Another consideration in postpartum recovery is breastfeeding. Drastic hormone changes occur thru pregnancy and in the postpartum period(2) and are believed to have an effect on the mother up to 6 months after discontinuation of breastfeeding. Breastfeeding, while potentially contributing to difficulty with weight loss in the first three months after birth, contributes to increased fat loss after that time period. It also has a long term protective effect on the mother, reducing her risk for hypertension and diabetes among other things,(3) so while it may be frustrating in the short term, breastfeeding is worthwhile if a mother has the option. There are some women who note significant increase in ease of weight loss after discontinuation of breastfeeding, ultimately confirming that all women are individuals with different contributing factors to retaining weight.

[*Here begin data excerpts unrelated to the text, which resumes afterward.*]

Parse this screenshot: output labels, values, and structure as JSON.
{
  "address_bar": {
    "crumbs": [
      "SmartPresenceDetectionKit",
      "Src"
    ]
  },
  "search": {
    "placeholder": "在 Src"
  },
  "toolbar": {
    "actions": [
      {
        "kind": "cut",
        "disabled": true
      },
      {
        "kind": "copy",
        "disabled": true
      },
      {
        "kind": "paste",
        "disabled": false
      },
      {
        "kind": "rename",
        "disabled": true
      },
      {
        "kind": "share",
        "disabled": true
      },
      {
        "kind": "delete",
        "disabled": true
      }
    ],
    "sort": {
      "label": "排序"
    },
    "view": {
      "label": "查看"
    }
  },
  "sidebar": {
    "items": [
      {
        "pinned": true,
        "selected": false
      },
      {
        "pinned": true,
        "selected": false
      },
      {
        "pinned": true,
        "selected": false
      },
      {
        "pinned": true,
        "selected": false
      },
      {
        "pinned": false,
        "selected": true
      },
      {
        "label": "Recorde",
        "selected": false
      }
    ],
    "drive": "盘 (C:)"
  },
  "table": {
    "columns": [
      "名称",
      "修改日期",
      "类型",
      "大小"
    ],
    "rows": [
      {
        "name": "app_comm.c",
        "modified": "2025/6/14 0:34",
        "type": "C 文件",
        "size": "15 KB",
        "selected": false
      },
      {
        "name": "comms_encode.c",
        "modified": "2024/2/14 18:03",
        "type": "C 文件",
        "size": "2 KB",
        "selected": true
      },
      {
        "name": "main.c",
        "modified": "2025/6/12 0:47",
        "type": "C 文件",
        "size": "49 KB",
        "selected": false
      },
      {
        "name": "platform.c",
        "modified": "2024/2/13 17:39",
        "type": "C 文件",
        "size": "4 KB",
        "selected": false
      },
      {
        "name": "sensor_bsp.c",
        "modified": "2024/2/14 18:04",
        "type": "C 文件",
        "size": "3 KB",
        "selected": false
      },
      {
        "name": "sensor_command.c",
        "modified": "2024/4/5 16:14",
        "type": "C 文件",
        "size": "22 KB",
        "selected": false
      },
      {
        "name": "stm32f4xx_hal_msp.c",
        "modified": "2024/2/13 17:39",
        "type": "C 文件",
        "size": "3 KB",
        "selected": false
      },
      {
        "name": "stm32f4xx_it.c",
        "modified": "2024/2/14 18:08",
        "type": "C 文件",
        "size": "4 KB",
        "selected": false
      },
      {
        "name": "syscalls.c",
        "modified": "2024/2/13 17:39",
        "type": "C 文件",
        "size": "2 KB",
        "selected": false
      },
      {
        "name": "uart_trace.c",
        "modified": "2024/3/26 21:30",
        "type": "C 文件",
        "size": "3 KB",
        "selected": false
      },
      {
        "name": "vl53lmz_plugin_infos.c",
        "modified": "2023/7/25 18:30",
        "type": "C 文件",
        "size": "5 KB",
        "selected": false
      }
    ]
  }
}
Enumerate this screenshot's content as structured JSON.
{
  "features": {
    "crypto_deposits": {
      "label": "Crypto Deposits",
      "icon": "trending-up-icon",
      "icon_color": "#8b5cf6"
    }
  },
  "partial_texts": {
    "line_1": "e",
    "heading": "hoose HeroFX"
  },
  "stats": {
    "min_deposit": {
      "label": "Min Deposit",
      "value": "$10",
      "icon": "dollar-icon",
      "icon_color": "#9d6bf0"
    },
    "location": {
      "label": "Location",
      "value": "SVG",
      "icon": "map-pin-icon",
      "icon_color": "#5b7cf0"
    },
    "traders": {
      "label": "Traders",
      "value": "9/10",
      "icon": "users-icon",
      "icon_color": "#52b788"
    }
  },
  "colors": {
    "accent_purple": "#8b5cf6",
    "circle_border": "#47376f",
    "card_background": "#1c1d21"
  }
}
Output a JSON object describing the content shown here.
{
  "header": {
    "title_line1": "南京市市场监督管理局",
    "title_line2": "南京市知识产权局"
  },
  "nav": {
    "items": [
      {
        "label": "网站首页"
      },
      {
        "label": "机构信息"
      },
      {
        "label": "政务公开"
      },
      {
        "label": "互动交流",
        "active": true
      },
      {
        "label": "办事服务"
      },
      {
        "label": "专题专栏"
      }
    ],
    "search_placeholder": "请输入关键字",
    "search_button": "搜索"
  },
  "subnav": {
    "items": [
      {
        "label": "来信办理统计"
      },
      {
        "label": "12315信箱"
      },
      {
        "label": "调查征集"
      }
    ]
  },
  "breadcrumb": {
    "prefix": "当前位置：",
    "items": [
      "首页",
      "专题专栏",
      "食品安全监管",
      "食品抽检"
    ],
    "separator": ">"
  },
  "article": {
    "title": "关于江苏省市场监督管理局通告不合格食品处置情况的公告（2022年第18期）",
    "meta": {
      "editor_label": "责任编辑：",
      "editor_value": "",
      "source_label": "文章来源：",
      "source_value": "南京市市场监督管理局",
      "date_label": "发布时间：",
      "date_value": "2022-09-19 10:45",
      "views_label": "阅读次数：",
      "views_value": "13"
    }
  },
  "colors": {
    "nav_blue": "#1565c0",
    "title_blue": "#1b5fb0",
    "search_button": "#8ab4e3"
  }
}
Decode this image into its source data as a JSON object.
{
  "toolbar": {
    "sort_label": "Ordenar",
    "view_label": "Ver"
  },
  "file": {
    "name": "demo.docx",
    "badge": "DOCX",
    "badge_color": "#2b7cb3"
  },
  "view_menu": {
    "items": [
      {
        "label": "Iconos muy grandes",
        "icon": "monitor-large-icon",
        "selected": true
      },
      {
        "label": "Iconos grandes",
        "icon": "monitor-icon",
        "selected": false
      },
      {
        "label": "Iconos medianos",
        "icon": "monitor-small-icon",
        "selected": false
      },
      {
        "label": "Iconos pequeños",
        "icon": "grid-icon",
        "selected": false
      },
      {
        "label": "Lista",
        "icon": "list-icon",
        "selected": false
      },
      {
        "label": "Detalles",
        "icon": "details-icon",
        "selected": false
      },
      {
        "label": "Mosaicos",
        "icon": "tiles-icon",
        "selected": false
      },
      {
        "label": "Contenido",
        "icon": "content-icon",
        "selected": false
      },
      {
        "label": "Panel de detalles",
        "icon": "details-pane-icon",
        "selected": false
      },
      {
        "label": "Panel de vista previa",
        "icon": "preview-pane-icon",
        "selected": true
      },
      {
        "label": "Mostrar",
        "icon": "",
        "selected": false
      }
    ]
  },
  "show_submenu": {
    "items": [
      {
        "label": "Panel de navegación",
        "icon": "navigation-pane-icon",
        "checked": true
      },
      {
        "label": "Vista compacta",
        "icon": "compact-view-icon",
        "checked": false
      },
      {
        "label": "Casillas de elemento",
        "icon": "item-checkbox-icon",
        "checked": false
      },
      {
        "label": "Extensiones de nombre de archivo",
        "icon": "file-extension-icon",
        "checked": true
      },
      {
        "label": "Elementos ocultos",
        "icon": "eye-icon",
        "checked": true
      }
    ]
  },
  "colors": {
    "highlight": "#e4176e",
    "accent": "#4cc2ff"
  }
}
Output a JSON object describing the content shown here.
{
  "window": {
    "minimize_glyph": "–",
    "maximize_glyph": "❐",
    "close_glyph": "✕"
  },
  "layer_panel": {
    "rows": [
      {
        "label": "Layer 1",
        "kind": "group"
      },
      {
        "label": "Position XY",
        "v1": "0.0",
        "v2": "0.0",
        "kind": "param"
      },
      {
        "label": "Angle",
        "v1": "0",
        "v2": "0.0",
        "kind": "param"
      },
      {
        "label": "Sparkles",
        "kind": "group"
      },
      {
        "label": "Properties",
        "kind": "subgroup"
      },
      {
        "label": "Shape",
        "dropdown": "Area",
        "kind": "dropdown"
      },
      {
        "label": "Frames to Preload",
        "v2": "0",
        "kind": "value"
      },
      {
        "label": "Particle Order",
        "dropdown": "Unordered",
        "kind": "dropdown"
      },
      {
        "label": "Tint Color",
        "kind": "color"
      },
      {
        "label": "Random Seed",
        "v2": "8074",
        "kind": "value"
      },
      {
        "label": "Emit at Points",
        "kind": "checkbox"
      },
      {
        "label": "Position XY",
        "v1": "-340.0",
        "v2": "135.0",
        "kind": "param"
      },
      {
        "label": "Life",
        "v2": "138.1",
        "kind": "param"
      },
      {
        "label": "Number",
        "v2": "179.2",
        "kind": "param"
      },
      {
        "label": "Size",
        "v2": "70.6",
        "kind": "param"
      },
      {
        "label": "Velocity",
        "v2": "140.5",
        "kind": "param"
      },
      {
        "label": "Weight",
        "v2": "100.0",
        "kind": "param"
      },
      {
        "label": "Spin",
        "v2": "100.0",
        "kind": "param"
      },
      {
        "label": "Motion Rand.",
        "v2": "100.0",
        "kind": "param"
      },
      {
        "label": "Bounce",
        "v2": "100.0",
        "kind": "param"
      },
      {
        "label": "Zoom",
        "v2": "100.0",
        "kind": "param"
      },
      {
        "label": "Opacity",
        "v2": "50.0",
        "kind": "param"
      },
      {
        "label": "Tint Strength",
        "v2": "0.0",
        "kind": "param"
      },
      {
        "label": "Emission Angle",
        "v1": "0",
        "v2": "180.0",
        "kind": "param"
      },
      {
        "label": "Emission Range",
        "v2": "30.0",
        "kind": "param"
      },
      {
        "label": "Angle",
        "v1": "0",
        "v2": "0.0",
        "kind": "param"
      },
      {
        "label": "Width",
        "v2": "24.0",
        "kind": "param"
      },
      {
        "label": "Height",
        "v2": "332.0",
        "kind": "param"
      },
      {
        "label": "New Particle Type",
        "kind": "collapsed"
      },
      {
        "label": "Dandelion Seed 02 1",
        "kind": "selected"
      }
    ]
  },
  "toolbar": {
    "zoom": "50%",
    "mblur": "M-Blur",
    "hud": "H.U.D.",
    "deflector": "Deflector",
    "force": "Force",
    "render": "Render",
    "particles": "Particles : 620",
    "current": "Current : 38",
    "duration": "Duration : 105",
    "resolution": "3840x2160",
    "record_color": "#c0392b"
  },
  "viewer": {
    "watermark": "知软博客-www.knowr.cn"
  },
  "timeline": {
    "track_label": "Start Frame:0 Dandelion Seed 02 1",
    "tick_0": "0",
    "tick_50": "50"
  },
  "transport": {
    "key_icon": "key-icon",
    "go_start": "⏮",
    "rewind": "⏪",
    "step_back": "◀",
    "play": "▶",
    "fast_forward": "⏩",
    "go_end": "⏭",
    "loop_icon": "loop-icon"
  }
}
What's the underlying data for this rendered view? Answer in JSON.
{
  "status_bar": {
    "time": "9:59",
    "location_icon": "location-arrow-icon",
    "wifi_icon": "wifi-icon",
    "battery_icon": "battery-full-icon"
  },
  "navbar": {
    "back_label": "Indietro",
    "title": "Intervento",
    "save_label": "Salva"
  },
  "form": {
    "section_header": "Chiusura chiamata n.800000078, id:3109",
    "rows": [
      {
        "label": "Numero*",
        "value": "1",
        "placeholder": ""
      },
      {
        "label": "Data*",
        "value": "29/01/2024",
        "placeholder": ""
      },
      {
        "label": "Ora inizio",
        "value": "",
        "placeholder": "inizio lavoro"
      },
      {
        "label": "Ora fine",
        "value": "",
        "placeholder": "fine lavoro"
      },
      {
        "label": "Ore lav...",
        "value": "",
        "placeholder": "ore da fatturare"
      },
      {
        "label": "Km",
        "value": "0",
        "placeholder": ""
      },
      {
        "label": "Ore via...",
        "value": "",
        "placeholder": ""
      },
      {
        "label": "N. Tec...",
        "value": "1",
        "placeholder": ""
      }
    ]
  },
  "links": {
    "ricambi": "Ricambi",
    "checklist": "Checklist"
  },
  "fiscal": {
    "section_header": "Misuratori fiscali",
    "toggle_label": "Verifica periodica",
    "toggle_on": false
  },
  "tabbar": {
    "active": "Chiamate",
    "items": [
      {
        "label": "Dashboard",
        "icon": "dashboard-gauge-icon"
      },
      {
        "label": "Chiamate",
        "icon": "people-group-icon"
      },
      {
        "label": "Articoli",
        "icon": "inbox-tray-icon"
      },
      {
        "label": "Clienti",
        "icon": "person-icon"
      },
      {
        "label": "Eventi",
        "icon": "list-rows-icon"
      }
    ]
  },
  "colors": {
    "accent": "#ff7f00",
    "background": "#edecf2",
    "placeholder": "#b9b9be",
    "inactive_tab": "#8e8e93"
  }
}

Labor and delivery alone can be major factors when considering return to activity postpartum. Any level of perineal tearing requires a longer time for healing than if tissue injury has not occurred. But if we’re honest, your body experienced major trauma even in the absence of tearing. I like to consider it the pelvic floor’s version of a car accident. After vaginal delivery, it is estimated that the pelvic floor takes two months to recover strength for most women.(4) It is best not to return to jogging or impact activities until urine or feces control is intact.

Every women, and every pregnancy and delivery, is unique and impacts return to pre-pregnancy fitness and shape differently. While this blog post is not all-encompassing (see previous diastasis recti post for another factor), some of the major limiting factors were mentioned. While we all have different healing times, if you continue to have symptoms that were not present prior to pregnancy and childbirth at 6-8 weeks postpartum it is worth consulting a medical provider. Women’s Health Physical Therapists are specifically trained to address postpartum issues, and though we can’t help with genetics and your breastfeeding hormone cascade, we can definitely address many of the factors they affect!

 

References

  1. Paliulyte, V., Drasutiene, G., Ramasauskaite, D., Bartkeviciene, D., Zakareviciene, J., & Kurmanavicius, J. (2017). Physiological Uterine Involution in Primiparous and Multiparous Women: Ultrasound Study. Obstetrics And Gynecology International, 1-10. doi: 10.1155/2017/6739345
  2. Meltzer-Brody, S., Stuebe, A., Dole, N., Savitz, D., Rubinow, D., & Thorp, J. (2011). Elevated Corticotropin Releasing Hormone (CRH) during Pregnancy and Risk of Postpartum Depression (PPD). The Journal Of Clinical Endocrinology & Metabolism, 96(1), E40-E47. doi: 10.1210/jc.2010-0978
  3. Stuebe, A., & Rich-Edwards, J. (2008). The Reset Hypothesis: Lactation and Maternal Metabolism. American Journal Of Perinatology, 26(01), 081-088. doi: 10.1055/s-0028-1103034
  4. Fonti, Y., Giordano, R., Cacciatore, A., Romano, M., La Rosa, R. (2009). Post partum pelvic floor changes. Jornal of Prenatal Medicine, Oct-Dec; 3(4): 57–59.